Vladimir de Gaulle?

MOSCOU -- La plus grande déception de l’ère post-communiste a été l’échec de l’Occident, particulièrement de l’Europe, à bâtir une relation réussie avec la Russie. La plupart des décideurs et des experts s’attendaient, après les troubles d’une inévitable période de transition, à voir la Russie rejoindre les États-Unis et l’Europe dans un partenariat stratégique et économique, basé sur des valeurs et des intérêts communs. La vitesse du changement est peut-être douteuse, mais pas la direction qu’il prend. Or, le triomphe électoral massif de Vladimir Poutine lors des élections à la Douma cette semaine a fait mentir cette théorie.

Aujourd’hui, les intérêts communs ont diminué comme peau de chagrin et les valeurs sont parties dans des directions différentes. La Russie renaissante est devenue la première puissance révisionniste mondiale, rejetant un status quo basée sur le concept de victoire occidentale dans la Guerre froide. Ses deux atouts de super-puissance, les armes nucléaires et l’énergie, en font un leader potentiel de toutes les puissances plus petites et frustrées par leur position dans le monde. Un éventuel axe Russie-Chine, basé sur la résistance commune à l’hégémonie des États-Unis, porte en lui les semences d’une nouvelle bipolarité.

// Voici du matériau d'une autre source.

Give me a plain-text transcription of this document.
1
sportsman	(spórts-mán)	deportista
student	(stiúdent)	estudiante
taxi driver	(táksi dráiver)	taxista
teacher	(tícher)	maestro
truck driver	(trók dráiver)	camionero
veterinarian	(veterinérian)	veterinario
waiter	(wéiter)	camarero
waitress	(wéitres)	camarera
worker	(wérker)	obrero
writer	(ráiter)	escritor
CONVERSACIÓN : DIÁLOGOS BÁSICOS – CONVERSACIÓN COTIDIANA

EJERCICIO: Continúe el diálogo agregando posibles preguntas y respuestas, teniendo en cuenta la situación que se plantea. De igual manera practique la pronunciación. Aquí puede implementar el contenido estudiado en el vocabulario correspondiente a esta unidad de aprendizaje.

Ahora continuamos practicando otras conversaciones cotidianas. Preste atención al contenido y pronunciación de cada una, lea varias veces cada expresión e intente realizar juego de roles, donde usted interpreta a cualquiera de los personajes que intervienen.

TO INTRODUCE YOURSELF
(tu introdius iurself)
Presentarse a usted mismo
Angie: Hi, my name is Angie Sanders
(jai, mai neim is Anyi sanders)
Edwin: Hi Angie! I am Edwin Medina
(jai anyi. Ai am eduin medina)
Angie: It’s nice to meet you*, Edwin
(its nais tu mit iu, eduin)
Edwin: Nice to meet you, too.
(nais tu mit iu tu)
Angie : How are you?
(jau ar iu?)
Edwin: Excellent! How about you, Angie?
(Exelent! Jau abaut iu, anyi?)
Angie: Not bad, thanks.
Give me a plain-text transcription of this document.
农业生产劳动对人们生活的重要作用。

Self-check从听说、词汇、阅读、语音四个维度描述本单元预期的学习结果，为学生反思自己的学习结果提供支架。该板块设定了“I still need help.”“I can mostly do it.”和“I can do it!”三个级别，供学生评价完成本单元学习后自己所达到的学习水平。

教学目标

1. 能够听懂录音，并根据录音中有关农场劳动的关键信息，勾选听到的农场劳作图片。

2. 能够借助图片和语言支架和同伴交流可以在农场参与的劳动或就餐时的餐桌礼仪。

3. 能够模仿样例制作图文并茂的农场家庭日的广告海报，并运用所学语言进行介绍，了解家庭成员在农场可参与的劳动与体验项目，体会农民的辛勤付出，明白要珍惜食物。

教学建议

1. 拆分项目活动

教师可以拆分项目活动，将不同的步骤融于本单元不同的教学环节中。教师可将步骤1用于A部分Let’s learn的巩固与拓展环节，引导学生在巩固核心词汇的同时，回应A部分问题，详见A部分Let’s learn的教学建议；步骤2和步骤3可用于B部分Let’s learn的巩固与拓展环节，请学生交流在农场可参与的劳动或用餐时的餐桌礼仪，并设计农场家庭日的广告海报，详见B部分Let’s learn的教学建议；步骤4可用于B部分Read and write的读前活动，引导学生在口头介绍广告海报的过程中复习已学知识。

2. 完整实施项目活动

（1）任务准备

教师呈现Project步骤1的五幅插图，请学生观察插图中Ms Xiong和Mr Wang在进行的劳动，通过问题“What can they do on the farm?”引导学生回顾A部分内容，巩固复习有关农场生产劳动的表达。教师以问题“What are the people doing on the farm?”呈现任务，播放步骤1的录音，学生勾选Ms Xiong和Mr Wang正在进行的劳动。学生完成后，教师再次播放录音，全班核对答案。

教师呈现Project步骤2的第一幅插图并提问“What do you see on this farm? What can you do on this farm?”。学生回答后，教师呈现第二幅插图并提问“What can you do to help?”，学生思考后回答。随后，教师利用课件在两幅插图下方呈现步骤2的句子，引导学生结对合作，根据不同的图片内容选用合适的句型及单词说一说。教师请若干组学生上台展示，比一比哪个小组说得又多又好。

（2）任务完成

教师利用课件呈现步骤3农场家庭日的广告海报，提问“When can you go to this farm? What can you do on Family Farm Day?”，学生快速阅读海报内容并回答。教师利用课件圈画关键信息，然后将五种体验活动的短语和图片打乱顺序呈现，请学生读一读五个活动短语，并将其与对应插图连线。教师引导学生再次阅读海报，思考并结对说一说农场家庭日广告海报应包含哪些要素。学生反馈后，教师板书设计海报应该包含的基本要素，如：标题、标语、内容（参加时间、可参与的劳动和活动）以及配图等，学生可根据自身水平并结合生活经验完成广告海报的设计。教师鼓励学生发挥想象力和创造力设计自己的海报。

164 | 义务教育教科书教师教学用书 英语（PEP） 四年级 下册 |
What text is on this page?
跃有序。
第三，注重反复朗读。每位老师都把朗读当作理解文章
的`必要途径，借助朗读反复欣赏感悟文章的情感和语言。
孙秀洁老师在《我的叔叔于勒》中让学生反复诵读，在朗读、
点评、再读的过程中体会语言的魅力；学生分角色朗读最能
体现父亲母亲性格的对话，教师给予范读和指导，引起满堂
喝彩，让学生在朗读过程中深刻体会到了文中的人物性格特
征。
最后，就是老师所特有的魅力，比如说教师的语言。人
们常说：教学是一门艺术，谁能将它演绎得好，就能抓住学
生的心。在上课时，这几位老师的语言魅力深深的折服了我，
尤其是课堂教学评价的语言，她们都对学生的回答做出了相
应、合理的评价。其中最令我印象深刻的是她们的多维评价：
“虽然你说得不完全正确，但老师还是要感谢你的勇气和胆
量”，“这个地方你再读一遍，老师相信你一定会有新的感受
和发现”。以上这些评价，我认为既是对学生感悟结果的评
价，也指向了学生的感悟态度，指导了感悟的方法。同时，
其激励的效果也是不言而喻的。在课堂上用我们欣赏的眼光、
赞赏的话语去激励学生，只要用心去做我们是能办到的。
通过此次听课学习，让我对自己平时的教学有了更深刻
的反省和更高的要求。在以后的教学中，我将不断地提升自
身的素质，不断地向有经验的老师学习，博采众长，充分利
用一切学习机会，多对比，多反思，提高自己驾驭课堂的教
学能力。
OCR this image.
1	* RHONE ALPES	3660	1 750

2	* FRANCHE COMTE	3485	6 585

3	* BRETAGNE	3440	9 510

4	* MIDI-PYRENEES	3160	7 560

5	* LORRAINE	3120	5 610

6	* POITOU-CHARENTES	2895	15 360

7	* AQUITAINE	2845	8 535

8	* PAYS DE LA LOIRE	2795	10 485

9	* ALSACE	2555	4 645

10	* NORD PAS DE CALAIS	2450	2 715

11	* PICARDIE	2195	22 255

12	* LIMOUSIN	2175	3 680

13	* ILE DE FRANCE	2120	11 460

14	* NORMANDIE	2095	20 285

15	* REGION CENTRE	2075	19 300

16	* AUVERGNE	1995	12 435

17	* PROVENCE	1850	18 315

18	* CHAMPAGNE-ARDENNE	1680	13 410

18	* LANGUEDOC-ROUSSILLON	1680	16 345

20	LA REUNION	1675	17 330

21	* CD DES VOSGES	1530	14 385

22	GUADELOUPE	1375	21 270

Les attentes occidentales concernant la trajectoire de la Russie post-communiste reposaient sur trois hypothèses qui se sont révélées fausses. Tout d’abord, la majorité de l’élite russe a rejeté l’idée que la perte de l’empire était irréversible. Ensuite, l’unilatéralisme de l’administration Bush a mis en pièce la conviction que les États-Unis continueraient à diriger un monde dans un esprit de “multipolarité.” En effet, l’unilatéralisme américain a même été le signal pour la Russie de poursuivre sa propre politique unilatérale. Enfin, la Russie n’est pas encore intégrée à l’Occident (surtout à l’Europe) d’un point de vue économique, contrairement aux attentes.